It’s no secret that steelhead anglers are a masochistic lot.
Those of us who are card-carrying members of this freakish society will — gladly, I may add — stand chest-deep in frigid water for hours on end in inhospitable weather, casting thousands of times with frost-bitten, roe-slathered fingers to fish that often seem only to exist in our dreams.
In light of all this, it probably comes as no surprise that I jumped at the opportunity to go to Canada last week to see what sort of abuse I could incur at the hands of some north-of-the border steelhead. Along for the ride were fellow gluttonous, fish abuse-loving amigos, Ron Milam of Rocklin (another Placer High School grad) and Ben “Rancid” Ransom, who isn’t a graduate of PHS, but only for geographical reasons.
Our mission took us to the fertile Skeena and Kitimat river valleys in extreme northwestern B.C., where we spent 5 days looking for the worst that steelhead and Mother Nature could dish out.
On Day One, both the fish and the Good Mother welcomed us with open arms. To a true steelheader, these developments were quite alarming, but we managed to enjoy the bright sunshine and excellent steelheading anyway. So good was the action, in fact, that we finished the day hooking 11 fish and landing 8. And check this out: the fish weighed 10, 12, 13, 14, 14, 15, 15 and 16 pounds, respectively! To top it off, we all ended up with tans…definitely not what I’d consider normal steelie fishing.
The weather turned very “steelheady” on Day Two: cloudy and bitter cold. The bite also got a little more difficult, which made us feel right at home. “Tough” fishing in B.C., however, is a completely different animal than in California and the three of us still managed to “scrape” up a double-digit number of hook-ups, though the “only” fish we landed were the 14 and 15 pounders that I spiked and a beautiful buck of about 17 pounds caught by our guide, Gord.
Of course, since we’re talking about steelhead fishing, the story of the day was one of heartbreak. About midday, Ben hooked a beast. When he initially set up on the fish, it looked like somebody had poked a sleeping sealion with sharp stick. The fish went nutty and generally treated him like a redheaded stepchild who didn’t graduate from Placer High.
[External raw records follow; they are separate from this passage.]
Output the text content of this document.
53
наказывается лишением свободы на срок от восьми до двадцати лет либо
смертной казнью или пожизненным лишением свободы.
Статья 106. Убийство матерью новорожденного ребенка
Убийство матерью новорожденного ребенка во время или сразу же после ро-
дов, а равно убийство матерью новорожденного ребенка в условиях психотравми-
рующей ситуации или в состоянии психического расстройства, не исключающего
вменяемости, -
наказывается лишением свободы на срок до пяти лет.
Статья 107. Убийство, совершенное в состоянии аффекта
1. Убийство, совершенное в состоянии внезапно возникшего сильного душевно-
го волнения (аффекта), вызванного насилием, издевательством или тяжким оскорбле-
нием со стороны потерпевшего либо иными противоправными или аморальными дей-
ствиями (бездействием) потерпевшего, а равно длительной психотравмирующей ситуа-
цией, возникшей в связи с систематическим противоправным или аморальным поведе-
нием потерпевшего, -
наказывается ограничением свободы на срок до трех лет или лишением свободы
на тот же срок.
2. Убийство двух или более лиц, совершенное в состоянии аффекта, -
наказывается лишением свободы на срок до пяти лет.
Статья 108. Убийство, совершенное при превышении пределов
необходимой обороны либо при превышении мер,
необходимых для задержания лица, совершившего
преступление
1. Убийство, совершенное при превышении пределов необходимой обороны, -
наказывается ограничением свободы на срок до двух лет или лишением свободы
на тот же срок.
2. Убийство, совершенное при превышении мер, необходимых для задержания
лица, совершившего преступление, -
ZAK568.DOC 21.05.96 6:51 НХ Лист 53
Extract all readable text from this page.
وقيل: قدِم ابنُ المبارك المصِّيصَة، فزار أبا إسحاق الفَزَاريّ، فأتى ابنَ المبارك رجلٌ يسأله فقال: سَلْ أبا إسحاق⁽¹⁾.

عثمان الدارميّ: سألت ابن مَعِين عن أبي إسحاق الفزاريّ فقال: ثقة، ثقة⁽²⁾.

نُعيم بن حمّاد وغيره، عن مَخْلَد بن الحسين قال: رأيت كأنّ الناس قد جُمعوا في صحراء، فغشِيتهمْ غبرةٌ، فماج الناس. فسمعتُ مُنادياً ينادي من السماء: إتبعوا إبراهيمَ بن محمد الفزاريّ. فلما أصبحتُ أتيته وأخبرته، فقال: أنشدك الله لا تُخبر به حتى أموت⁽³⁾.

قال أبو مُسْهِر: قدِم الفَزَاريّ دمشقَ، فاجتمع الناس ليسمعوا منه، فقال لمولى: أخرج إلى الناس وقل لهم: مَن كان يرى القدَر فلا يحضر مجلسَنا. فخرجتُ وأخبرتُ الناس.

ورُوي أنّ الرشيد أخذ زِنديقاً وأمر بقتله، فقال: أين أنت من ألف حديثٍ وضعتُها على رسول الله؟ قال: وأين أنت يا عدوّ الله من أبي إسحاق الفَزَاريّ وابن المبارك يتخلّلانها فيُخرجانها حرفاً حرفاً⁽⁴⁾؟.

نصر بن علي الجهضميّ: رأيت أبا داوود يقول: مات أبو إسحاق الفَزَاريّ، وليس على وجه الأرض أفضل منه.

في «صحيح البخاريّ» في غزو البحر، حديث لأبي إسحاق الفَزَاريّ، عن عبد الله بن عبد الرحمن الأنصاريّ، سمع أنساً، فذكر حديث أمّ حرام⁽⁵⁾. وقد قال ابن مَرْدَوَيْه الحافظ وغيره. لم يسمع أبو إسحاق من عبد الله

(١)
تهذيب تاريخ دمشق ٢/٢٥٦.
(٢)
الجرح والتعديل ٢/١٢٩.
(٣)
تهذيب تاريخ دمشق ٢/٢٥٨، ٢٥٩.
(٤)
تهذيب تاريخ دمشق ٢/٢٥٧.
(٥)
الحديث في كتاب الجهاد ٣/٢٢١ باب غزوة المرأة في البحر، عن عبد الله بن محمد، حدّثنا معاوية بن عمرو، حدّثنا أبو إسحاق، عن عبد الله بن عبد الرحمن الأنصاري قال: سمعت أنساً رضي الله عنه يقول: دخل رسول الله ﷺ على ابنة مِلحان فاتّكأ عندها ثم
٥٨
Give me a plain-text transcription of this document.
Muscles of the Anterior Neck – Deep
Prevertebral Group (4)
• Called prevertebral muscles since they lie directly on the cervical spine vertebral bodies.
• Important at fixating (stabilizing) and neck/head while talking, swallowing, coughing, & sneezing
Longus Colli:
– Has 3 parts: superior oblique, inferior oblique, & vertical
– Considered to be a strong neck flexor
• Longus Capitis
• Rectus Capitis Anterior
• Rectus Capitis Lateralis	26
It was all Ben could do to hang on. Eventually, the great steelhead tired of the game and spat the hook back at him with such force that the balsa float flew 30 yards and landed at his feet. At first, there was stunned silence as the 20 plus pound steelhead disappeared…then, a thunderous expletive echoed through the canyon.
It was my turn to be thoroughly abused on our third day. The small coastal stream we fished was about a mile from the ocean and it as stuffed full of steelies as Regional Park’s pond is loaded with bluegill. There, we had an epic day that included 39 hook-ups. Ron was the hot stick and ended up with an impressive 9 for 14 outing and Ben was a solid 3 for 7. Gord landed a few as well.
I, on the other hand, got beaten up pretty badly. An initial look at the day’s numbers would suggest that I had a fine morning – 14 steelhead hooked with a flyrod is a good career for some. That part was great. However, those fish were so hot that I couldn’t land them. By day’s end, I had 4 fish to my credit and twice that number of line burns, bruised knuckles, popped leaders and bent hooks.
When I set the hook on one particular leviathan, it took off towards the ocean on a blitzkrieg type of run that I couldn’t stop. It was as if I’d hooked the back bumper of a Greyhound bus on its way down the hill from Tahoe. The wildly spinning reel handle about broke my thumb and I burned my hand trying to palm my spool. In10 seconds flat, I had about 5 wraps of backing left on my spool, so I pointed the rod at the fish and broke him off.
Ron’s day to get slapped around came on Day Four, when we snowmobiled into a beautiful stream about the size of the American at Upper Clementine in the summer. In perfectly miserable steelhead fishing conditions (a mixture of snow and driving rain that destroyed my camera), Ben and I walked downstream and had a great day. In several cold, wet hours of fishing, Ben went 2-4 with a pair of mid teen beauties. I landed my best pair of steelhead ever – an 18 pounder and a 20.
Upstream, Ron and Gord hooked a few fish, including one that Ron stuck that fought for a good half hour. Every time the fish would get close to the beach, he’d peel off a ton of line and the fight would start from square one again. Ron wasn’t convinced that the leader would withstand the battle, but it hung in there. After 8 long runs, he was able to get the fish close enough to the beach for Gord to tail it. Prior to the release, our guide estimated the giant steelie to be over 20 pounds.
It snowed enough to have whiteout conditions at times on our final day and despite the numb fingers, we finished off our trip with about 20 hookups. The total number of hooked steelhead for the trip (including the ones that Gord hooked) was 93 fish in 5 days of fishing. Steelhead abuse at its best!